Jair Bolsonaro salue ses partisans après avoir voté, à Rio de Janeiro, le 28 octobre 2018. — Silvia Izquierdo/AP/SIPA

Sa victoire était prévisible. Appelant à « changer le destin du Brésil », le candidat d’extrême droite Jair Bolsonaro a été élu dimanche président du Brésil, avec 55,15 % des suffrages.
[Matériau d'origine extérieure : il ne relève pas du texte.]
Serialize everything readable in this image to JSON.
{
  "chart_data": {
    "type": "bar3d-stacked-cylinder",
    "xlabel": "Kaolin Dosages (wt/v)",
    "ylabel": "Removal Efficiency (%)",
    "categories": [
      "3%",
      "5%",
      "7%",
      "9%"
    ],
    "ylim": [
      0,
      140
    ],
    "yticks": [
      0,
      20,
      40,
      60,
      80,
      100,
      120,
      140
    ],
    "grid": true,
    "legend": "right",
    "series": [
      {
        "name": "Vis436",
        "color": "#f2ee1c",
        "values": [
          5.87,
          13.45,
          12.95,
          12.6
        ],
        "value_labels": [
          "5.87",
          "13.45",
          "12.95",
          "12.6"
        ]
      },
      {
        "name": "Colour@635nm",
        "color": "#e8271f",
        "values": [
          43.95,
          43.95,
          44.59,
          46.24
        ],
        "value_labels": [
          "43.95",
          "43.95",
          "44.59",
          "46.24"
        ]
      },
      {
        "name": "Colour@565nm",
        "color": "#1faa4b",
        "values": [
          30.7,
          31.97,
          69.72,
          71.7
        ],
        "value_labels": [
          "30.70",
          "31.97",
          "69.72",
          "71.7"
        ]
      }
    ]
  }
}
Il devance largement son adversaire de gauche Fernando Haddad, à 44,85 %.

« Nous ne pouvons plus continuer à flirter avec le socialisme, le communisme, le populisme de gauche », a affirmé ce chantre de la dictature militaire (1964-1985) dans son premier discours, retransmis en direct sur Facebook. « Ensemble, nous allons changer le destin du Brésil », a insisté l’ex-capitaine de l’armée de 63 ans, qui prendra les rênes du plus grand pays d’Amérique Latine en janvier, grâce aux suffrages de plus de 57 millions d’électeurs.

Dès l’annonce des premiers résultats partiels, des feux d’artifice ont été tirés sur la plage de Barra da Tijuca, où des dizaines de milliers de partisans de Bolsonaro étaient rassemblés devant son domicile pour célébrer la victoire de l’ex-capitaine de l’armée qui deviendra chef de l’Etat en janvier, pour quatre ans.

Quelque 147 millions de Brésiliens ont voté pour départager le sulfureux candidat d’extrême droite, qui était le grand favori, de son adversaire du Parti des Travailleurs (PT) de l’ex-président emprisonné Lula. Jair Bolsonaro succédera à Brasilia au président Michel Temer, pour un mandat de quatre ans, au 1er janvier 2019. Le président sortant a indiqué que la transition débuterait « dès demain », lundi.

Haddad demande que ses « 45 millions d’électeurs soient respectés »

Dans son premier discours après l’annonce des résultats, le candidat malheureux Fernando Haddad n’a pas félicité le vainqueur et a demandé que ses « 45 millions d’électeurs soient respectés ». « Les droits civiques, politiques, du travail et sociaux sont en jeu maintenant », a-t-il dit. « Nous avons la responsabilité de représenter une opposition qui place les intérêts de la Nation au-dessus de tout ».

Entouré de sa troisième épouse Michelle et d’un pasteur évangélique, Jair Bolsonaro a promis que son gouvernement « défendra la Constitution, la démocratie, la liberté ». « Ceci n’est ni la promesse d’un parti, ni la parole vaine d’un homme, mais c’est un serment devant Dieu », a-t-il poursuivi, répondant ainsi à ses détracteurs qui le voient comme une menace pour la démocratie.

« Le futur président devra respecter les institutions, la démocratie et l’Etat de droit »

De nombreux électeurs de gauche se sont rendus aux urnes avec un livre sous le bras, un pied de nez aux électeurs de Jair Bolsonaro, dont certains s’étaient photographiés votant au premier tour avec une arme. 1984 de George Orwell ou encore Comment meurent les démocraties de Daniel Ziblatt et Steven Levitsky faisaient partie des titres sélectionnés par les électeurs qui, sous les hashtags #LivroSim et #Armanao (Livre oui, arme non), postaient des photos sur les réseaux sociaux.

Autre livre et autre message, Dias Toffoli, le président de la Cour suprême, s’est rendu aux urnes avec la Constitution. « Le futur président devra respecter les institutions, la démocratie et l’Etat de droit », a-t-il déclaré. Pour Marcio Coimbra, de l’Université presbytérienne Mackenzie, le Brésil a cependant des garde-fous solides avec « un parquet fort, une Cour suprême forte et un Congrès qui fonctionne ».